Para ter sucesso por meio do “value investing”, Munger enumerava alguns pontos considerados essenciais para o investidor. Ele recomendava que esses itens fossem acompanhados em todas as análises e rigorosamente cumpridos. É quase uma receita para o sucesso, composta por dez tópicos:

  • Risco
  • Independência
  • Preparação
  • Humildade intelectual
  • Rigor analítico
  • Diversificação
  • Paciência
  • Determinação
  • Mudança
  • Foco

Como se tornar um milionário

Nos últimos anos de vida, Charlie Munger costumava afirmar publicamente que está muito mais difícil para os investidores de hoje se tornarem milionários do que na época em que ele e Warren Buffett eram jovens. 

Segundo o vice-presidente da Berkshire, por muito tempo, bastava “possuir um portfólio diversificado de ações ordinárias” para alcançar potencial retorno de 10% – o que não seria mais uma garantia atualmente, dada a maior complexidade dos investimentos e a volatilidade do mercado.  

“Quando eu estava na Harvard Law School, raramente negociávamos 1 milhão de ações por dia.
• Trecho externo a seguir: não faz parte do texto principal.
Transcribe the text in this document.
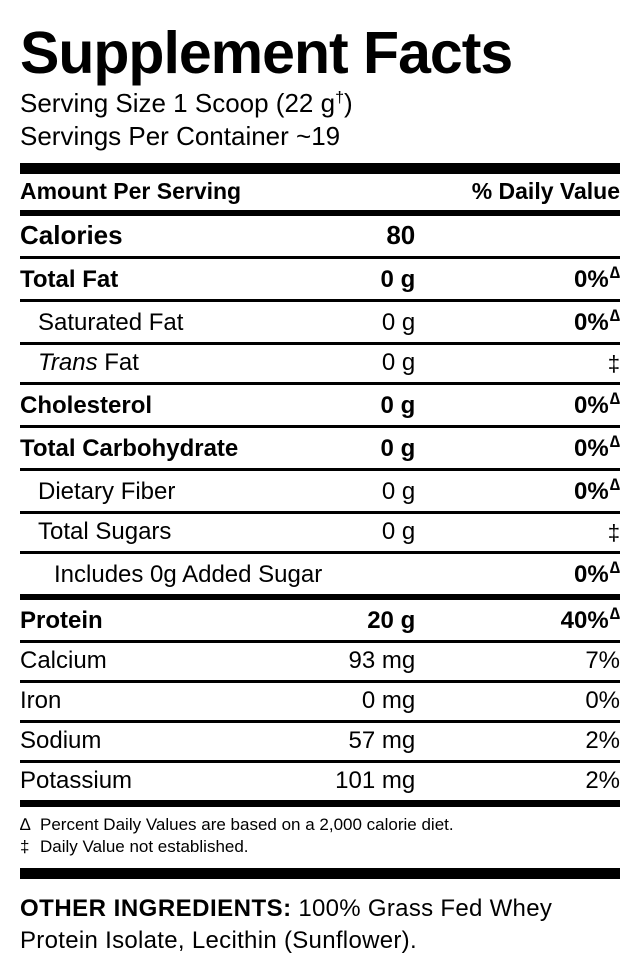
Supplement Facts
Serving Size 1 Scoop (22 g†)
Servings Per Container ~19
Amount Per Serving		% Daily Value
Calories	80	
Total Fat	0 g	0%∆
Saturated Fat	0 g	0%∆
Trans Fat	0 g	‡
Cholesterol	0 g	0%∆
Total Carbohydrate	0 g	0%∆
Dietary Fiber	0 g	0%∆
Total Sugars	0 g	‡
Includes 0g Added Sugar		0%∆
Protein	20 g	40%∆
Calcium	93 mg	7%
Iron	0 mg	0%
Sodium	57 mg	2%
Potassium	101 mg	2%
∆ Percent Daily Values are based on a 2,000 calorie diet.
‡ Daily Value not established.
OTHER INGREDIENTS: 100% Grass Fed Whey Protein Isolate, Lecithin (Sunflower).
Agora negociamos bilhões. Não precisamos de um mercado de ações tão líquido”, afirmou em entrevista à CNBC. 

De acordo com Munger, tem sido uma tarefa ingrata dar conselhos de “investimento de tamanho único” aos jovens. “Não acho que o futuro dará a quem sai hoje da faculdade uma oportunidade real de investimento tão fácil”, admite. 
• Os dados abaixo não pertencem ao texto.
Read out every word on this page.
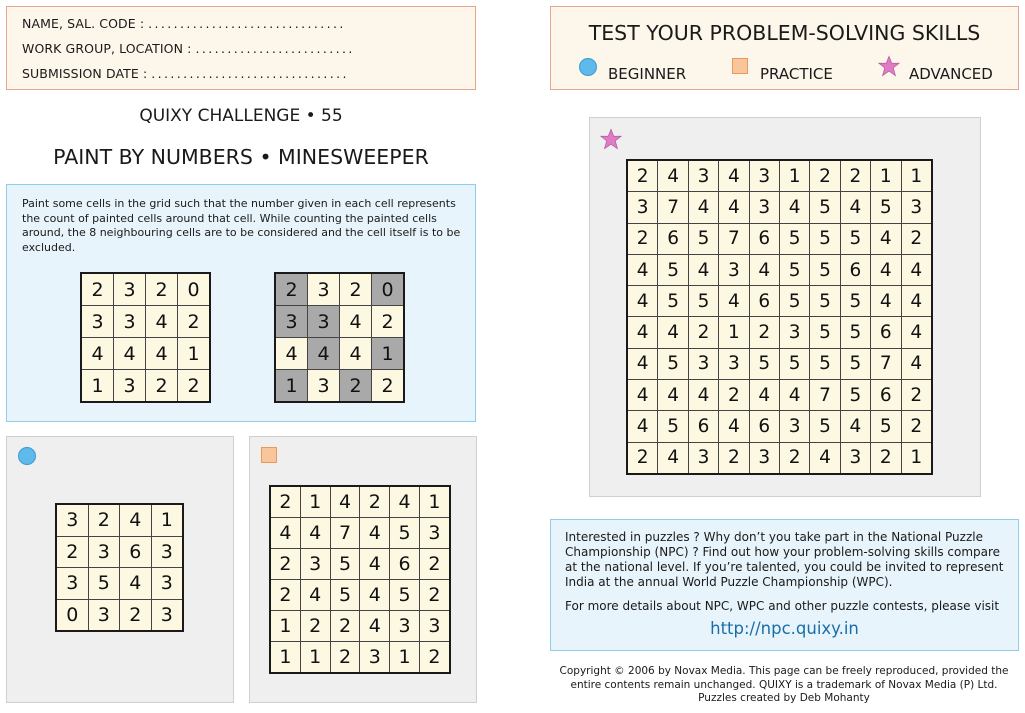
NAME, SAL. CODE : ...............................
WORK GROUP, LOCATION : .........................
SUBMISSION DATE : ...............................
QUIXY CHALLENGE • 55
PAINT BY NUMBERS • MINESWEEPER
Paint some cells in the grid such that the number given in each cell represents the count of painted cells around that cell. While counting the painted cells around, the 8 neighbouring cells are to be considered and the cell itself is to be excluded.
2	3	2	0
3	3	4	2
4	4	4	1
1	3	2	2
2	3	2	0
3	3	4	2
4	4	4	1
1	3	2	2
3	2	4	1
2	3	6	3
3	5	4	3
0	3	2	3
2	1	4	2	4	1
4	4	7	4	5	3
2	3	5	4	6	2
2	4	5	4	5	2
1	2	2	4	3	3
1	1	2	3	1	2
TEST YOUR PROBLEM-SOLVING SKILLS
BEGINNER	PRACTICE	ADVANCED
2	4	3	4	3	1	2	2	1	1
3	7	4	4	3	4	5	4	5	3
2	6	5	7	6	5	5	5	4	2
4	5	4	3	4	5	5	6	4	4
4	5	5	4	6	5	5	5	4	4
4	4	2	1	2	3	5	5	6	4
4	5	3	3	5	5	5	5	7	4
4	4	4	2	4	4	7	5	6	2
4	5	6	4	6	3	5	4	5	2
2	4	3	2	3	2	4	3	2	1
Interested in puzzles ? Why don’t you take part in the National Puzzle Championship (NPC) ? Find out how your problem-solving skills compare at the national level. If you’re talented, you could be invited to represent India at the annual World Puzzle Championship (WPC).
For more details about NPC, WPC and other puzzle contests, please visit
http://npc.quixy.in
Copyright © 2006 by Novax Media. This page can be freely reproduced, provided the
entire contents remain unchanged. QUIXY is a trademark of Novax Media (P) Ltd.
Puzzles created by Deb Mohanty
De qualquer forma, apesar de um cenário bem mais hostil na atualidade, Charlie Munger continuou sendo muito procurado por investidores iniciantes até o final de sua vida.

O bilionário afirmava ainda que é crucial aceitar as mudanças do mercado, aprender sempre, conhecer as próprias competências, ter uma visão ampla das empresas e estudar muito, preferencialmente lendo livros especializados no assunto. 
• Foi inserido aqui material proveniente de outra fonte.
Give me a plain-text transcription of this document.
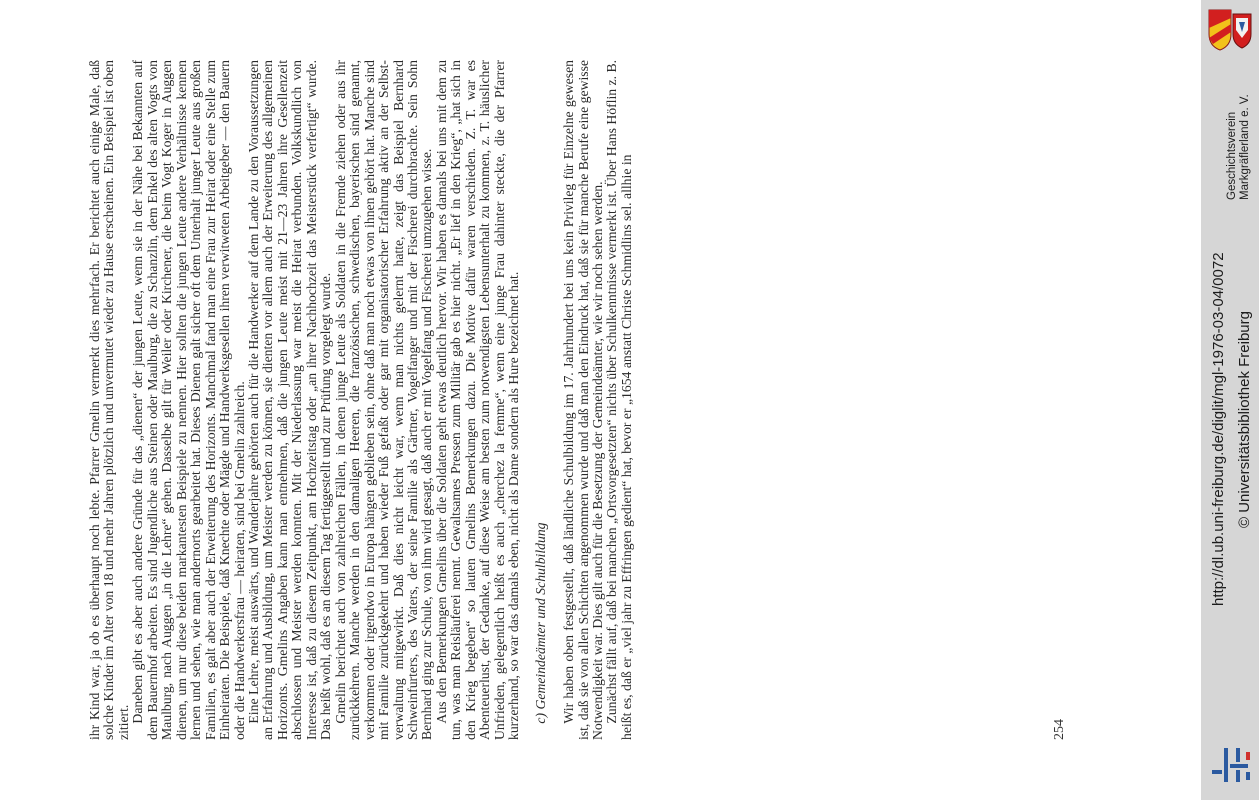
ihr Kind war, ja ob es überhaupt noch lebte. Pfarrer Gmelin vermerkt dies mehrfach. Er berichtet auch einige Male, daß solche Kinder im Alter von 18 und mehr Jahren plötzlich und unvermutet wieder zu Hause erscheinen. Ein Beispiel ist oben zitiert. Daneben gibt es aber auch andere Gründe für das „dienen“ der jungen Leute, wenn sie in der Nähe bei Bekannten auf dem Bauernhof arbeiten. Es sind Jugendliche aus Steinen oder Maulburg, die zu Schanzlin, dem Enkel des alten Vogts von Maulburg, nach Auggen „in die Lehre“ gehen. Dasselbe gilt für Weiler oder Kirchener, die beim Vogt Koger in Auggen dienen, um nur diese beiden markantesten Beispiele zu nennen. Hier sollten die jungen Leute andere Verhältnisse kennen lernen und sehen, wie man andernorts gearbeitet hat. Dieses Dienen galt sicher oft dem Unterhalt junger Leute aus großen Familien, es galt aber auch der Erweiterung des Horizonts. Manchmal fand man eine Frau zur Heirat oder eine Stelle zum Einheiraten. Die Beispiele, daß Knechte oder Mägde und Handwerksgesellen ihren verwitweten Arbeitgeber — den Bauern oder die Handwerkersfrau — heiraten, sind bei Gmelin zahlreich. Eine Lehre, meist auswärts, und Wanderjahre gehörten auch für die Handwerker auf dem Lande zu den Voraussetzungen an Erfahrung und Ausbildung, um Meister werden zu können, sie dienten vor allem auch der Erweiterung des allgemeinen Horizonts. Gmelins Angaben kann man entnehmen, daß die jungen Leute meist mit 21—23 Jahren ihre Gesellenzeit abschlossen und Meister werden konnten. Mit der Niederlassung war meist die Heirat verbunden. Volkskundlich von Interesse ist, daß zu diesem Zeitpunkt, am Hochzeitstag oder „an ihrer Nachhochzeit das Meisterstück verfertigt“ wurde. Das heißt wohl, daß es an diesem Tag fertiggestellt und zur Prüfung vorgelegt wurde. Gmelin berichtet auch von zahlreichen Fällen, in denen junge Leute als Soldaten in die Fremde ziehen oder aus ihr zurückkehren. Manche werden in den damaligen Heeren, die französischen, schwedischen, bayerischen sind genannt, verkommen oder irgendwo in Europa hängen geblieben sein, ohne daß man noch etwas von ihnen gehört hat. Manche sind mit Familie zurückgekehrt und haben wieder Fuß gefaßt oder gar mit organisatorischer Erfahrung aktiv an der Selbstverwaltung mitgewirkt. Daß dies nicht leicht war, wenn man nichts gelernt hatte, zeigt das Beispiel Bernhard Schweinfurters, des Vaters, der seine Familie als Gärtner, Vogelfanger und mit der Fischerei durchbrachte. Sein Sohn Bernhard ging zur Schule, von ihm wird gesagt, daß auch er mit Vogelfang und Fischerei umzugehen wisse. Aus den Bemerkungen Gmelins über die Soldaten geht etwas deutlich hervor. Wir haben es damals bei uns mit dem zu tun, was man Reisläuferei nennt. Gewaltsames Pressen zum Militär gab es hier nicht. „Er lief in den Krieg“, „hat sich in den Krieg begeben“ so lauten Gmelins Bemerkungen dazu. Die Motive dafür waren verschieden. Z. T. war es Abenteuerlust, der Gedanke, auf diese Weise am besten zum notwendigsten Lebensunterhalt zu kommen, z. T. häuslicher Unfrieden, gelegentlich heißt es auch „cherchez la femme“, wenn eine junge Frau dahinter steckte, die der Pfarrer kurzerhand, so war das damals eben, nicht als Dame sondern als Hure bezeichnet hat. c) Gemeindeämter und Schulbildung Wir haben oben festgestellt, daß ländliche Schulbildung im 17. Jahrhundert bei uns kein Privileg für Einzelne gewesen ist, daß sie von allen Schichten angenommen wurde und daß man den Eindruck hat, daß sie für manche Berufe eine gewisse Notwendigkeit war. Dies gilt auch für die Besetzung der Gemeindeämter, wie wir noch sehen werden. Zunächst fällt auf, daß bei manchen „Ortsvorgesetzten“ nichts über Schulkenntnisse vermerkt ist. Über Hans Höflin z. B. heißt es, daß er „viel jahr zu Effringen gedient“ hat, bevor er „1654 anstatt Christe Schmidlins sel. allhie in	254
Geschichtsverein Markgräflerland e. V.
http://dl.ub.uni-freiburg.de/diglit/mgl-1976-03-04/0072 © Universitätsbibliothek Freiburg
Segundo a filosofia de investimento defendida por Munger, o foco deve ser sempre o de minimizar os riscos. Para isso, é importante limitar a carteira de investimentos a um seleto grupo de ações. A simplicidade, para Charlie, é um ativo do qual não se deve abrir mão.  

“Ao nos permitirmos entender melhor o que estamos fazendo, a simplicidade é capaz de melhorar o desempenho. Se algo for muito difícil, recorremos a outra situação, a outro ativo. O que pode ser mais fácil do que isso? Somos apaixonados por tornar as coisas simples”, diz. 

Pouco antes de morrer, Charlie Munger doou parte de sua fortuna a um gestor de fundos que está tentando construir uma versão australiana da Berkshire Hathaway. 

Com décadas de vivência no mercado financeiro e forjado em um ambiente marcado por incertezas e instabilidades, Charlie Munger propagou seus ideais e uma filosofia de investimento que, em última análise, pode ser interpretada como um modo de enxergar a própria vida. 

“A economia às vezes cresce, às vezes não. Você deve viver sua vida em ambos os momentos. Sua atitude deve ser continuar nadando”, explicou em entrevista ao canal Freenvesting no YouTube, em agosto de 2022. 

“Às vezes, a maré está a nosso favor. Em outras situações, está contra nós. Mas continuamos nadando de qualquer maneira.” Charlie não parou de nadar até o fim.